Abba Antony offers a wonderful analogy for those of us whose lives sometimes seem so full. Just as “[f]ish die if they are long out of water,” so “monks who dally long outside their cell or with men of the world, lose their will to solitude.” Now of course, as “men [and women] of the world,” we cannot and should not avoid human contact, but neither should we neglect solitude. The difference is one of degree, not of kind. None of us live in a monk’s cell, but all of us require an “inner guard” to keep our hearts from falling to temptation.
The very next saying expands upon this last point as well:
He also said: “The man who abides in solitude and is quiet, is delivered from fighting three battles—those of hearing, speech and sight. Then he will have but one battle to fight—the battle of the heart.”
No wonder Christ teaches, “But you, when you pray, go into your room, and when you have shut your door, pray to your Father who is in the secret place; and your Father who sees in secret will reward you openly” (Matthew 6:6). When we embrace solitude and shut out the world, when we pray in secret, then our Father in heaven, who is hidden, mysterious, and in so many ways unknown to us, reveals himself to us in ‘the battle of the heart.”

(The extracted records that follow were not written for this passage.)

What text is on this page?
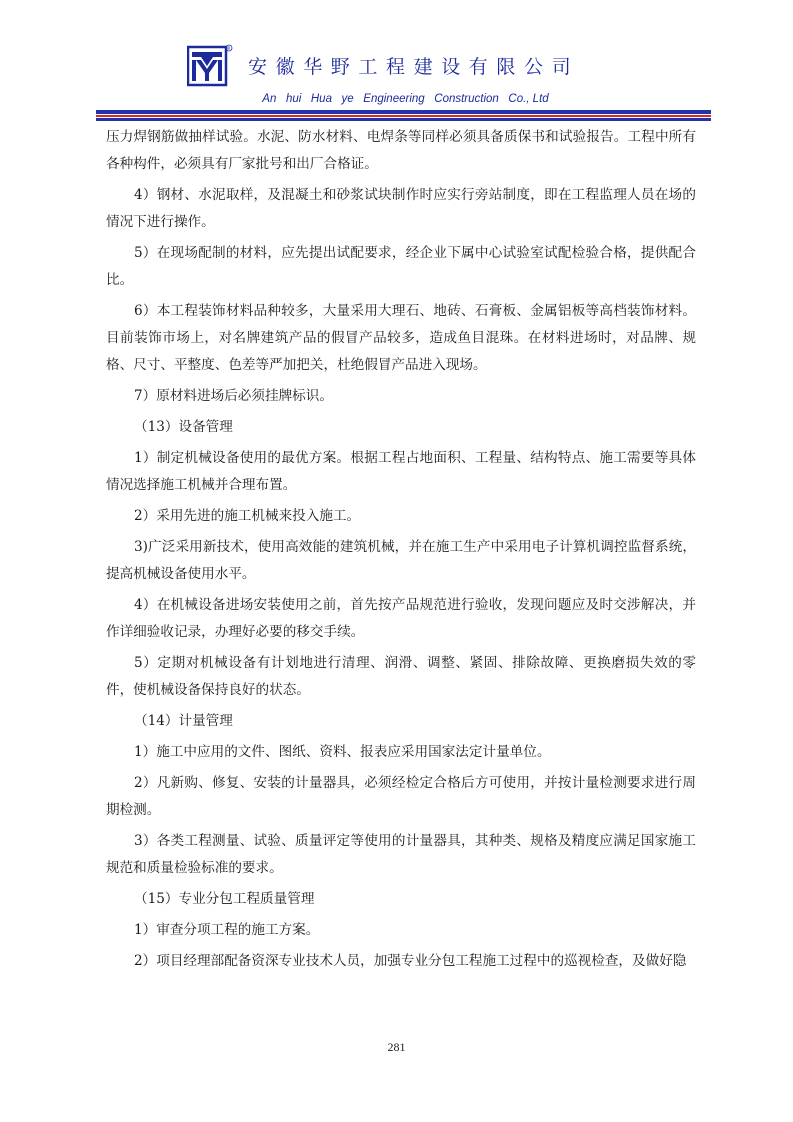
R
安徽华野工程建设有限公司
An   hui   Hua   ye   Engineering   Construction   Co., Ltd

压力焊钢筋做抽样试验。水泥、防水材料、电焊条等同样必须具备质保书和试验报告。工程中所有各种构件，必须具有厂家批号和出厂合格证。

4）钢材、水泥取样，及混凝土和砂浆试块制作时应实行旁站制度，即在工程监理人员在场的情况下进行操作。

5）在现场配制的材料，应先提出试配要求，经企业下属中心试验室试配检验合格，提供配合比。

6）本工程装饰材料品种较多，大量采用大理石、地砖、石膏板、金属铝板等高档装饰材料。目前装饰市场上，对名牌建筑产品的假冒产品较多，造成鱼目混珠。在材料进场时，对品牌、规格、尺寸、平整度、色差等严加把关，杜绝假冒产品进入现场。

7）原材料进场后必须挂牌标识。

（13）设备管理

1）制定机械设备使用的最优方案。根据工程占地面积、工程量、结构特点、施工需要等具体情况选择施工机械并合理布置。

2）采用先进的施工机械来投入施工。

3)广泛采用新技术，使用高效能的建筑机械，并在施工生产中采用电子计算机调控监督系统，提高机械设备使用水平。

4）在机械设备进场安装使用之前，首先按产品规范进行验收，发现问题应及时交涉解决，并作详细验收记录，办理好必要的移交手续。

5）定期对机械设备有计划地进行清理、润滑、调整、紧固、排除故障、更换磨损失效的零件，使机械设备保持良好的状态。

（14）计量管理

1）施工中应用的文件、图纸、资料、报表应采用国家法定计量单位。

2）凡新购、修复、安装的计量器具，必须经检定合格后方可使用，并按计量检测要求进行周期检测。

3）各类工程测量、试验、质量评定等使用的计量器具，其种类、规格及精度应满足国家施工规范和质量检验标准的要求。

（15）专业分包工程质量管理

1）审查分项工程的施工方案。

2）项目经理部配备资深专业技术人员，加强专业分包工程施工过程中的巡视检查，及做好隐

281
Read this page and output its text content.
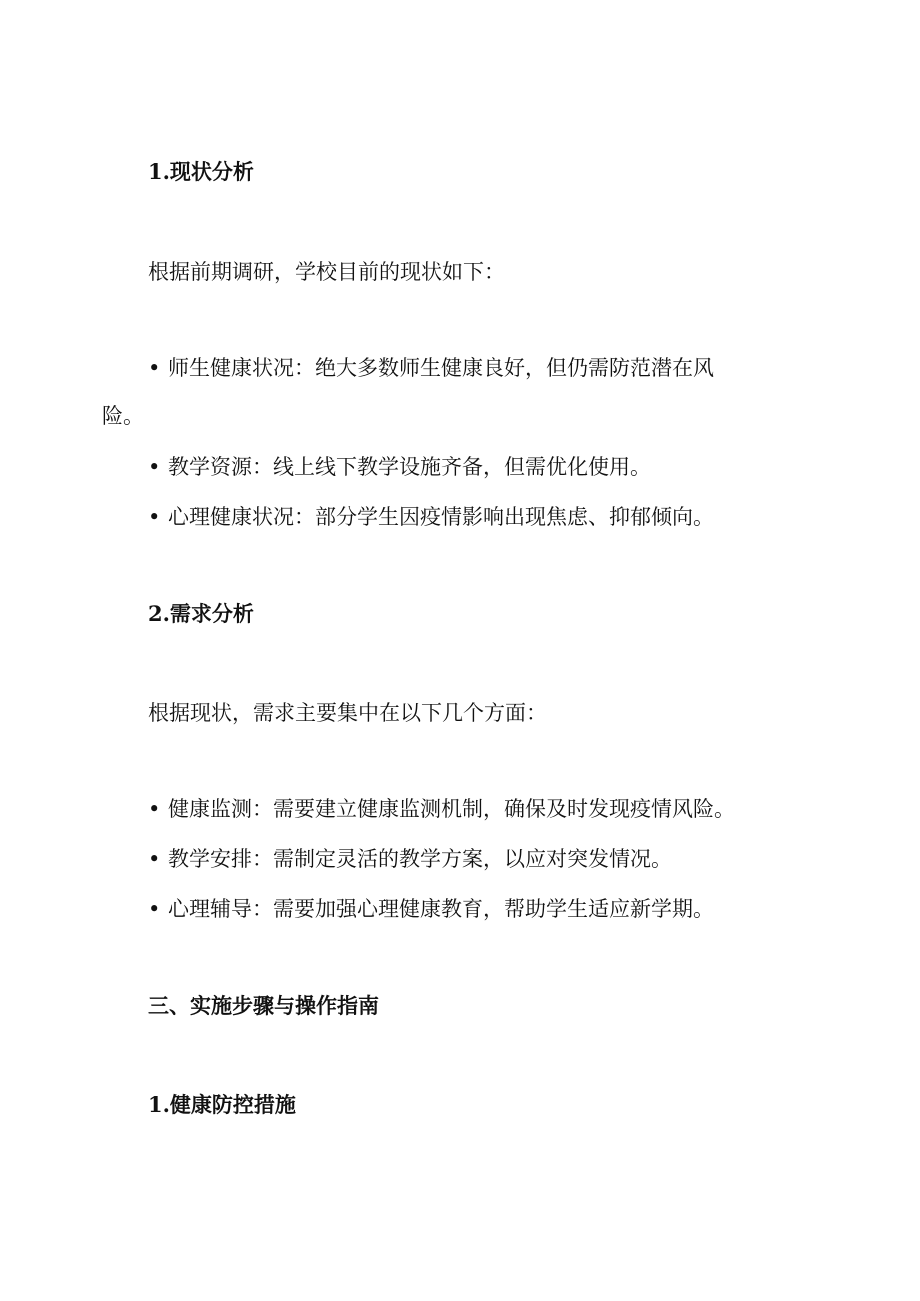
1.现状分析
根据前期调研，学校目前的现状如下：
•师生健康状况：绝大多数师生健康良好，但仍需防范潜在风
险。
•教学资源：线上线下教学设施齐备，但需优化使用。
•心理健康状况：部分学生因疫情影响出现焦虑、抑郁倾向。
2.需求分析
根据现状，需求主要集中在以下几个方面：
•健康监测：需要建立健康监测机制，确保及时发现疫情风险。
•教学安排：需制定灵活的教学方案，以应对突发情况。
•心理辅导：需要加强心理健康教育，帮助学生适应新学期。
三、实施步骤与操作指南
1.健康防控措施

As the Lord spoke through the prophet Isaiah to his people Israel:
I will give you the treasures of darkness
And hidden riches of secret places,
That you may know that I, the Lord,
Who call you by your name,
Am the God of Israel.
Though “God is light and in him is no darkness at all” (1 John 1:5), yet to us who live in the world and by its light, his light is blinding, and in that way a frightening darkness. I am reminded of Moses on Mt. Sinai: “the people stood afar off, but Moses drew near the thick darkness where God was” (Exodus 20:21). God, who is light and “a consuming fire,” yet abides in a darkness, where the ephemeral and counterfeit lights of this world cannot shine.
And when, in solitude, we enter into “the thick darkness where God [is]” through prayer, then “the treasures of darkness” and “hidden riches of secret places” shine brightly to the eyes of our souls. This is the reward of our Father, “who sees in secret.”
The illumination of our souls that can only come through entering the thick darkness of the divine becomes an open reward in that it carries on far beyond the time we spend in solitude. To bask in the glow of the glory of God reminds us of and imprints upon our hearts the very presence of God, who being immaterial is both everywhere and nowhere, for “place” as we understand it is bound to materiality. But God is more like the omnipresent laws of logic that order the universe, necessary for its existence yet not themselves materially bound. Indeed, the Son of God, Jesus Christ, is referred to as the Logos to indicate precisely this idea.
This imprint of God upon our hearts is necessary for a lasting “inner guard.” And, truth be told, the imprint lasts like writing in the sand on the seashore. Eventually the tide comes in, and if no one rewrites the inscription, it disappears. So too we must daily return to God in solitude—if only for ten minutes if that is all we have.
Such a continual turning to God is the very meaning of the Hebrew word shuv, which is translated “to repent.” If we genuinely wish to heed the command of Christ to “repent and believe in the Gospel” (Mark 1:15), then such solitude is absolutely necessary, just like water for fish. Without it, we too risk our very lives, for “fish can only live in the sea.”